I’m estimating that this list represents 3,375 total hours spent in the classroom or studio, and at least another 6,000 hours outside of class studying, working on projects, and trying to master and validate what I had been taught. I’m sure they exist, but I’ve never met an individual who has put together on their own, or even with a mentor this kind of comprehensive study program.

I learned web design, and am still learning it on my own. It is true that the University didn’t help me much, and honestly there was no way that they could, because when I started college, web design didn’t even exist.

Would I have been further ahead had I done it on my own? Maybe.
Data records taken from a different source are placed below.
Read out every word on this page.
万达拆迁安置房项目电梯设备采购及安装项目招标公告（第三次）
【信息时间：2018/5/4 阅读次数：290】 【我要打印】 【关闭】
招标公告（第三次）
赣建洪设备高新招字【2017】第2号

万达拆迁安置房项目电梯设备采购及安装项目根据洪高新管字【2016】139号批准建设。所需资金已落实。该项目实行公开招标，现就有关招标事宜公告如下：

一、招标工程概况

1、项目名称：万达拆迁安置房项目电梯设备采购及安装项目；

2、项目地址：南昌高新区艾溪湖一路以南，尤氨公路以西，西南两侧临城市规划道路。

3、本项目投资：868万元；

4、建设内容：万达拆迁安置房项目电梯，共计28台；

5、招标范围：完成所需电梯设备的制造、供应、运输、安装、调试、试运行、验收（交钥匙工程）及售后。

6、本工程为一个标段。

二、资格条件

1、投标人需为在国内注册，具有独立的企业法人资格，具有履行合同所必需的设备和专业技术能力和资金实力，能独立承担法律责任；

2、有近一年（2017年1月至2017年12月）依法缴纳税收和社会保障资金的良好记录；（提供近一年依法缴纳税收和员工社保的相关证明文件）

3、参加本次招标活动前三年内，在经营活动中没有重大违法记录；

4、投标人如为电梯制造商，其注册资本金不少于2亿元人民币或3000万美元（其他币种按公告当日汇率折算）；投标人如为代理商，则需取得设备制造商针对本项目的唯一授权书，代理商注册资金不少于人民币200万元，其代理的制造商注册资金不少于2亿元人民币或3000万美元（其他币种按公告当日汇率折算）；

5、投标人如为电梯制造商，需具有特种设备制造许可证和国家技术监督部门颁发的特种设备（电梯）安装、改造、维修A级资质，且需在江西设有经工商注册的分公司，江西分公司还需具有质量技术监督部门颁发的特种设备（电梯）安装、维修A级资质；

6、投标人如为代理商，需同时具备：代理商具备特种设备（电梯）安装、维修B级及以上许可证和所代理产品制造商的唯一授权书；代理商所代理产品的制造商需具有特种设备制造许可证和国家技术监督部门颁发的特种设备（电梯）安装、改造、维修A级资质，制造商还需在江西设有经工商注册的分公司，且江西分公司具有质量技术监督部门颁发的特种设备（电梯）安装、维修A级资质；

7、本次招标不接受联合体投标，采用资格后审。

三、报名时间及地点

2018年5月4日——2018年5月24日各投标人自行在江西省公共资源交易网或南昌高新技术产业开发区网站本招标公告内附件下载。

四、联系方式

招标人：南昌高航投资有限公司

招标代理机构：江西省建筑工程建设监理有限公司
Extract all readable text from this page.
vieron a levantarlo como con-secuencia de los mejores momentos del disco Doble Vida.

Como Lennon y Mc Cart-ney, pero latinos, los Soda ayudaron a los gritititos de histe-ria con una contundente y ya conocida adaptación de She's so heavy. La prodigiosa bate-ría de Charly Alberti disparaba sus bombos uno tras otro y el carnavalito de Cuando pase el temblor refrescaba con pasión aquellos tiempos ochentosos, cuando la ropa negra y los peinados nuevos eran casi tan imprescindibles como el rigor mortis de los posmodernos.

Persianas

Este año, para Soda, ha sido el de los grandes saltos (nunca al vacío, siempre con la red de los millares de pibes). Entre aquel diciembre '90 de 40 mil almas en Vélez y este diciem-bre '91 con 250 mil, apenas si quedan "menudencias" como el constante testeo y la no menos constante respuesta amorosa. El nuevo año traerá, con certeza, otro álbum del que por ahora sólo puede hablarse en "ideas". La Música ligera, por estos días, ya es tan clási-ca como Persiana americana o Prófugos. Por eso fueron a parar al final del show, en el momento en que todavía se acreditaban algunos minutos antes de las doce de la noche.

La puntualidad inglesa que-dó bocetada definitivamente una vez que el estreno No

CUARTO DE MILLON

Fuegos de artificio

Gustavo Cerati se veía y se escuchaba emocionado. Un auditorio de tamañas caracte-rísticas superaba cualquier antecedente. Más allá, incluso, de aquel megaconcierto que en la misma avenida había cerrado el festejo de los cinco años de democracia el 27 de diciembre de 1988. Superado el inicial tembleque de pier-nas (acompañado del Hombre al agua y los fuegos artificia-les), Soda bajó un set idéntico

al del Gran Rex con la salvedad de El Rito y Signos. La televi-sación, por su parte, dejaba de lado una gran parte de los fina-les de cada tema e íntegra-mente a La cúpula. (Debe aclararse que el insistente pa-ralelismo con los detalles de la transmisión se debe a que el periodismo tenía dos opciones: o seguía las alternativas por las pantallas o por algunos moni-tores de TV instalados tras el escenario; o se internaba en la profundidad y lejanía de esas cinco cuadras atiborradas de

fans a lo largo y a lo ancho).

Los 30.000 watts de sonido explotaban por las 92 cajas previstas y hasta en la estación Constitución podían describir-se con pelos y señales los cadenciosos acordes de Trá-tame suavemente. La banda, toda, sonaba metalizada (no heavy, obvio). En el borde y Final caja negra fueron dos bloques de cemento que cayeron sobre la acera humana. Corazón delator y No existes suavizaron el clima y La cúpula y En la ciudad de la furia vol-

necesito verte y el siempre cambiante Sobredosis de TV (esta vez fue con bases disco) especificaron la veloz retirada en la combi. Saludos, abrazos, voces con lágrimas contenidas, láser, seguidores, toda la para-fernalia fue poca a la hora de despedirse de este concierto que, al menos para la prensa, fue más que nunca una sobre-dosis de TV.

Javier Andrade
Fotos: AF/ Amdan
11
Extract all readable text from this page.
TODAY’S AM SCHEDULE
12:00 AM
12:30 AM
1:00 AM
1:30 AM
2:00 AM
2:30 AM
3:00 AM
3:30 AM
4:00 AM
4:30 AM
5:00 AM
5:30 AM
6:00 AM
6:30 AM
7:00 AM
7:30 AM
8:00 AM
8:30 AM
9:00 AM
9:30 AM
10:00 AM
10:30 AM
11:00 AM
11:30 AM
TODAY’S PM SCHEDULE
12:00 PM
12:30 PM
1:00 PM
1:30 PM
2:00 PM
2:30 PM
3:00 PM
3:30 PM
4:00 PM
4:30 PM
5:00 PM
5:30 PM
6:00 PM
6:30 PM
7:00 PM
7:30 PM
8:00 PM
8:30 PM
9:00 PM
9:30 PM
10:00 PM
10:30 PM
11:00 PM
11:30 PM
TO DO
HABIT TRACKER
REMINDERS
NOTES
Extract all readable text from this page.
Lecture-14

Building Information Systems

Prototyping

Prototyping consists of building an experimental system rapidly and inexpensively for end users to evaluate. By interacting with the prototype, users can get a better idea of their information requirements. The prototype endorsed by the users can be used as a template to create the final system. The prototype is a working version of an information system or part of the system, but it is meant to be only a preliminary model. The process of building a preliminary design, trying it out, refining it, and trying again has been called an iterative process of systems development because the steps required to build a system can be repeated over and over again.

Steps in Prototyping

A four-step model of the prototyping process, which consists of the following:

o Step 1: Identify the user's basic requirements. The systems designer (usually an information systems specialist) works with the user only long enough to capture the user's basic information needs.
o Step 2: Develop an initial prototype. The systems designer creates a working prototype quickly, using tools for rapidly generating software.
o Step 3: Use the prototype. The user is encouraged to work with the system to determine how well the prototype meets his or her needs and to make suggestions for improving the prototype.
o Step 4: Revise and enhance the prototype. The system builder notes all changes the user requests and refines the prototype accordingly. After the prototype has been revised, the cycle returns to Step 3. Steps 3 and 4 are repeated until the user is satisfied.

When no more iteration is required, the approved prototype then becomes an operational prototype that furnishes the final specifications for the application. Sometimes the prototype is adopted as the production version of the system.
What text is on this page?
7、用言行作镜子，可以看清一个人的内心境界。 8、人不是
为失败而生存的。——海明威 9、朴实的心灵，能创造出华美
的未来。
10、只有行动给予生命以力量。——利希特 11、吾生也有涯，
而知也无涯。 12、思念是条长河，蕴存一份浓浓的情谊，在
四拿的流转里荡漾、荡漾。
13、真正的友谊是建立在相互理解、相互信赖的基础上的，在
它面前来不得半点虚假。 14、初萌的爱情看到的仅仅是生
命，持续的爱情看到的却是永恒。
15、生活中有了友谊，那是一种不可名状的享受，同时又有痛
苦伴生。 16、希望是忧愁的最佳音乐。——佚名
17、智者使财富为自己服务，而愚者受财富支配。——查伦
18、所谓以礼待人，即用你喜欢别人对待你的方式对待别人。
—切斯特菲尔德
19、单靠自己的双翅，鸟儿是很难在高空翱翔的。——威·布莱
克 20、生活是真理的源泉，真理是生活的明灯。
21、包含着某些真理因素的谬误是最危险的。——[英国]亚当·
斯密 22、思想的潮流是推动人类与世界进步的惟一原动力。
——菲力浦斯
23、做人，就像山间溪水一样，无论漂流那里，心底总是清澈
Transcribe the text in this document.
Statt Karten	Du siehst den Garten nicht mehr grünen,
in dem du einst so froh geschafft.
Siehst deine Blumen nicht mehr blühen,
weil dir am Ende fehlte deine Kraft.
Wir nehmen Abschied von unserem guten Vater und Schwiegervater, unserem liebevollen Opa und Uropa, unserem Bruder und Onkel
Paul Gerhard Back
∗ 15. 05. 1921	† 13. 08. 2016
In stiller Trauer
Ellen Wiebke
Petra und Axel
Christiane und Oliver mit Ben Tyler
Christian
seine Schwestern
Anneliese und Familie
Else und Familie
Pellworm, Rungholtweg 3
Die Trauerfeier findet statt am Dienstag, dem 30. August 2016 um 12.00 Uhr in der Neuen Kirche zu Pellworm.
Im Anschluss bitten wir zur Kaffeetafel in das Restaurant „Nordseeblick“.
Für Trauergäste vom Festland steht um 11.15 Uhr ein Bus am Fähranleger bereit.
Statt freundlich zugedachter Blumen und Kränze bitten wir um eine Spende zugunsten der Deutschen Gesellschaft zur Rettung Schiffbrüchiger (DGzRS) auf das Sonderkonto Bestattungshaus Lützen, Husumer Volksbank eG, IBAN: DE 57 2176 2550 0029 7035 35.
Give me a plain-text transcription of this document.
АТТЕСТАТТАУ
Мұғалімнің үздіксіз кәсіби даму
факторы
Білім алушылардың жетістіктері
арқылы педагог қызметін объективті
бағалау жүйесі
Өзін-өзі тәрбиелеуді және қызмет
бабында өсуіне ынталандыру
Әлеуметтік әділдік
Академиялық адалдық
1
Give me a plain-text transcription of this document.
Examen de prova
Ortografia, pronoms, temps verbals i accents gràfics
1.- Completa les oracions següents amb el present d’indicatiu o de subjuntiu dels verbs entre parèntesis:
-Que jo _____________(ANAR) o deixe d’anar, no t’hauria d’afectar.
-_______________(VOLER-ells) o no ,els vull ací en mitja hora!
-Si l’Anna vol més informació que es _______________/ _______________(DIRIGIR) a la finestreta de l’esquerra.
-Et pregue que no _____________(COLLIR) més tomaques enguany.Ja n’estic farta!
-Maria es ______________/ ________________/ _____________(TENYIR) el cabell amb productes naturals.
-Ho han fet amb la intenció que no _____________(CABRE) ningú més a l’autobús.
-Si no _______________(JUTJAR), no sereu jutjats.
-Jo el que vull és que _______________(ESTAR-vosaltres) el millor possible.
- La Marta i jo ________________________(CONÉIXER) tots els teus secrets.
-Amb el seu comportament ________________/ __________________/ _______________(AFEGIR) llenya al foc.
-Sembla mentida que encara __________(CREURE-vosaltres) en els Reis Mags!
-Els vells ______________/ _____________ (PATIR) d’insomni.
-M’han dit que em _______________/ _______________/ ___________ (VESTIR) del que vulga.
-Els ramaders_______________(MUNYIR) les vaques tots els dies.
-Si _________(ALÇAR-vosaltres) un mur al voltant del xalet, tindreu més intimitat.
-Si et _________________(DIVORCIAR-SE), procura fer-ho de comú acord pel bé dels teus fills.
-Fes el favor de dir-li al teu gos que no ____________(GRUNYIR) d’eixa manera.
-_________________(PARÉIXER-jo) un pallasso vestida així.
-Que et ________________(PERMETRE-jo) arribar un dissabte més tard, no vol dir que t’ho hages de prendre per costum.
I did walk away from school learning something that I think is more valuable than any course I took, and I hope that Universities are still teaching that. I learned how to keep learning, and I try to do that every day, on my own, and with the aid of professionals, and even the demonic University System when that makes sense.

What’s your experience? Thoughts?

NOTE: Just so you know, If you find spelling mistakes or other grammar mistakes in this article – I don’t care, it was late, and I thought it was more important to kick this out than to fuss around with making it perfect. Maybe I’ll fix it if I get a chance, but probably not.